I think it is a great service and I built a manual version with a server and an old FAX modem. The challenge for me is that with a service, if your infrastructure gets compromised, and you have a fax that I sent to my bank asking them to say 'reroute my checking account', it becomes trivial to have my bank reroute it again. The problem for me with FAX is that it is both massively easy to spoof and considered so freakin' authentic by the folks who demand faxes.
I just needed to send faxes related to payroll taxes a few days ago, and ended up with another pay-as-you-go type service. Wish I'd seen this first. Since it's been three or four years since I've previously needed to send faxes, I'm unlikely to become a regular Fax Robot user, but the price is right (I'm paying .11 per page) and the simplicity of the thing looks great. Minimal hassle, no monthly fee, etc. were among my qualifications when I made a decision about which service to use.
Historically I used MaxEmail which was always fine, and a good deal if you need incoming faxes, but since I didn't need that and canceled my account with them a few years back, it was unnecessarily expensive.
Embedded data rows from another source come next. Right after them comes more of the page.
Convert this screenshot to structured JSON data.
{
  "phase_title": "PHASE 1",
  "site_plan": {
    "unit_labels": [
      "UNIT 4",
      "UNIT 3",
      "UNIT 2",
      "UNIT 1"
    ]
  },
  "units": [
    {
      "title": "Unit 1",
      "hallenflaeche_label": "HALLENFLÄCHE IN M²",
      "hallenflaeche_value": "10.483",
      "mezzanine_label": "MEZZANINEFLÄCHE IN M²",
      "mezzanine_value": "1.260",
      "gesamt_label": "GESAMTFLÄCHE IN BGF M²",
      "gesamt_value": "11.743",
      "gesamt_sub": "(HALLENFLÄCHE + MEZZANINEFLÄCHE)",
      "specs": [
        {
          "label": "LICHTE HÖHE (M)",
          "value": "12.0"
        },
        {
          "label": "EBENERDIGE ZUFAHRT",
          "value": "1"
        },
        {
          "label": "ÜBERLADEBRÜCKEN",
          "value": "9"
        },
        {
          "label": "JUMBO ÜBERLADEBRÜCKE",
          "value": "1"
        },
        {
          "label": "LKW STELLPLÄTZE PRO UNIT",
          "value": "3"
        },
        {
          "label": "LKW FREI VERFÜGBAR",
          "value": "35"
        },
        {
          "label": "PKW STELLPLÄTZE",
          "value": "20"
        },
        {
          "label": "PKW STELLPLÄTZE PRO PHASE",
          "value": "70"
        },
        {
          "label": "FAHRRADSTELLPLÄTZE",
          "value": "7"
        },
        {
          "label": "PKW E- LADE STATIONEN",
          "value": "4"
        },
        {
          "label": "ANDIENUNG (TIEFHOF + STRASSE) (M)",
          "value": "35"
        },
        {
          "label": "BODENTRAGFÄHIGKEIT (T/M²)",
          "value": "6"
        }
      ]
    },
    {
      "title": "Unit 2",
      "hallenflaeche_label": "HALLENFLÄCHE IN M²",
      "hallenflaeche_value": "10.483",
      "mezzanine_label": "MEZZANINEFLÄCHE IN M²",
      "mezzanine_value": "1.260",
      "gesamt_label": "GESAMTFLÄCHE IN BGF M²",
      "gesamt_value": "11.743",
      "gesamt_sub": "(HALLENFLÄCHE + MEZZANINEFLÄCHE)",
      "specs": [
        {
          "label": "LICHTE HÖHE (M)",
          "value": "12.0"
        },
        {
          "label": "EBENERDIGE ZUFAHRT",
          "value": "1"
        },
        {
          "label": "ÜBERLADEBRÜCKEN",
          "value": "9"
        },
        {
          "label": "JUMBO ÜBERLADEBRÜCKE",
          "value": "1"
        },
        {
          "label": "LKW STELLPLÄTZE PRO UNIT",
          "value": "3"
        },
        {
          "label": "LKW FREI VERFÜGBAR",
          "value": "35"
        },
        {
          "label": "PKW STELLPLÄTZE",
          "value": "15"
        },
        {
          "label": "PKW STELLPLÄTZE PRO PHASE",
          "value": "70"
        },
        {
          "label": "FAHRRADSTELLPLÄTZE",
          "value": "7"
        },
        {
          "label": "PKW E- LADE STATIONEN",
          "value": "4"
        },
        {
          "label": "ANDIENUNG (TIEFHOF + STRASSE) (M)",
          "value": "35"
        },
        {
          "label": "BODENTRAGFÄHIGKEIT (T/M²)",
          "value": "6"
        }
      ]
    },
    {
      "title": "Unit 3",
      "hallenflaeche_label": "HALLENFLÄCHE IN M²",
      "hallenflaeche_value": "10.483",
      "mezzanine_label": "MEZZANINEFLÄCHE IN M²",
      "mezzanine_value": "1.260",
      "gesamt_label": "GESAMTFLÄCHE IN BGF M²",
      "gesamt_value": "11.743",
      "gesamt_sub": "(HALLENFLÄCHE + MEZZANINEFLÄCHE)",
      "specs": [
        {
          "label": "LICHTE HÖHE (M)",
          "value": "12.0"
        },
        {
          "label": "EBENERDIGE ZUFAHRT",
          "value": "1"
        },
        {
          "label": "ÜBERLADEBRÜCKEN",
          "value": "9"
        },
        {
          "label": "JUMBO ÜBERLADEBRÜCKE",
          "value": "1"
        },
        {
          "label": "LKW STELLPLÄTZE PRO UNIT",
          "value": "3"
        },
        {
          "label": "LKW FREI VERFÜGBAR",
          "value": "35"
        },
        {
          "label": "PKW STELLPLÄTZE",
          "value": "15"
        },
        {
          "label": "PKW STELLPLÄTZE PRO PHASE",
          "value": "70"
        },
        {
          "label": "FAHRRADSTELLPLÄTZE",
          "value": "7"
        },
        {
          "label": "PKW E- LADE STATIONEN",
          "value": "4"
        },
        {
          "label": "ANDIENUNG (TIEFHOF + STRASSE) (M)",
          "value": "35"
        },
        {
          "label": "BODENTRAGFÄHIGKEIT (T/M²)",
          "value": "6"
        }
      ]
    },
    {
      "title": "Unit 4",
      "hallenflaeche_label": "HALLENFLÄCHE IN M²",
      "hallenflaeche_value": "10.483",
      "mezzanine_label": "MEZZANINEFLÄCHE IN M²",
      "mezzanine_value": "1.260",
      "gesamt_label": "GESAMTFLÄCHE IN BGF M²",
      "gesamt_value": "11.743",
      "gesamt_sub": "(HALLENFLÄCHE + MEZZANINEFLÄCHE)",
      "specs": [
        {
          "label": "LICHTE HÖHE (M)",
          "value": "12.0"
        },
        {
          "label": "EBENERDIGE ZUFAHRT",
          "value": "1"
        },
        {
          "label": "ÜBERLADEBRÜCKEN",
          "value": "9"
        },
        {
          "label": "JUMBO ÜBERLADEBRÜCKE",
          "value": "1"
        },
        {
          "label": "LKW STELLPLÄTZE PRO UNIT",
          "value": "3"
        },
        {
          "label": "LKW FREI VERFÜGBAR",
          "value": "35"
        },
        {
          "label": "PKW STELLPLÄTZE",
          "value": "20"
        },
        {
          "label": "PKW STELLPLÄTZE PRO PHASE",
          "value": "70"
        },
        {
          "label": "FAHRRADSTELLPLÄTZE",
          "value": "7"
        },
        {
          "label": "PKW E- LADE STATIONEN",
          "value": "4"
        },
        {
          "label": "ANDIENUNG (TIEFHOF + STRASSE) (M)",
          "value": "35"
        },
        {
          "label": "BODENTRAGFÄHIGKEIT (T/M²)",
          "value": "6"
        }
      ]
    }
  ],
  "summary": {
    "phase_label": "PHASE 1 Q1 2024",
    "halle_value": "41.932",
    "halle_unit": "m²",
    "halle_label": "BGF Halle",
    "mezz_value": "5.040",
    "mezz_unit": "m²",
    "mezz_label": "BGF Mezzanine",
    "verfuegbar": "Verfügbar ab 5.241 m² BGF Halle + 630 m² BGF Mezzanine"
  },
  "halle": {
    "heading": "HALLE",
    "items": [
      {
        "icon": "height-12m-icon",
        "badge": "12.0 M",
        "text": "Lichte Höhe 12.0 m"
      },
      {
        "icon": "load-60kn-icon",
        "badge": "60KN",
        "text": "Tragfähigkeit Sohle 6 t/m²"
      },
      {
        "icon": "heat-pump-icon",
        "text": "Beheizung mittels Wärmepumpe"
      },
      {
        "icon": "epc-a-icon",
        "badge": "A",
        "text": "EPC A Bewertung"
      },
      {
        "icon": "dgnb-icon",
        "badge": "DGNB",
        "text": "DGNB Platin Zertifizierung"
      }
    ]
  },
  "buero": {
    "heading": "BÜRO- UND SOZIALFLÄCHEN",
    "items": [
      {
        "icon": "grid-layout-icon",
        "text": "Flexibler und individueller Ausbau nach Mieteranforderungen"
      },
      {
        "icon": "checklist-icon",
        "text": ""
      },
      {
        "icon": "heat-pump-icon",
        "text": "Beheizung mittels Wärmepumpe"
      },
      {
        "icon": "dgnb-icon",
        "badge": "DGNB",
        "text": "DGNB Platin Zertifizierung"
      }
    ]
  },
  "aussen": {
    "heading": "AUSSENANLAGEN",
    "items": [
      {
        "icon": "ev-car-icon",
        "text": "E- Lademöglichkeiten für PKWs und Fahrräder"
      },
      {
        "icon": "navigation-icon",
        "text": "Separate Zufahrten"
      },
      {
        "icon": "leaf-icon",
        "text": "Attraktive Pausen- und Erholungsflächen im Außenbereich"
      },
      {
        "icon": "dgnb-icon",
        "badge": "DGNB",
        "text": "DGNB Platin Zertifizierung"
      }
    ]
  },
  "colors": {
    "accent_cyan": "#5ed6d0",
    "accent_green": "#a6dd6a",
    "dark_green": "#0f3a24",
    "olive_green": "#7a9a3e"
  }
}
>NOTE: The device for your faxmodem must be accessible by the user account you're running the worker.py process under. (hint: add your user account to the dialout group)
So you have like, a server with a fax modem hooked up to a landline? Wouldn't this be much cheaper to do as VoIP?
You can use a virtual hardware device like IAXmodem[1] to go over a VoIP channel, while identifying itself to Linux as a normal dialup modem. That's outside of the scope of Fax Robot as a project, but certainly a good option for scaling it up.
Yep. True story: that's how I ran my hotel reservation network in China about ... oh ... 8 years ago now. E1 link (30 simultaneous lines) plus a Sangoma interface card, Asterisk, IAXmodem and a lot of configuration, custom web-based call center operator distributed web interface. Faxes would come in to a human workqueue based on caller ID (we could tell which partner hotel were sending them). We'd store them as PDFs, ask someone to pick a page and place to 'stamp' (hah!) them to signal agreement or receipt, then automagically digitally fax them back. Presto: paperless office! Usually 3-5 people, we scaled to about ~3500 partner hotels (at the time, the same network size as the 2x leading competition, both Nasdaq listed) by being more efficient. I'm seriously considering re-launching this now, if anyone's got a fat China-scale marketing budget lying around.
Thanks Fax Robot! You served your purpose today when I got the random email asking for some data to be faxed to them for expedited service... (seriously, an email requesting a fax.. thanks world.)
I would highly recommend putting the information that you need to buy $2 worth up front.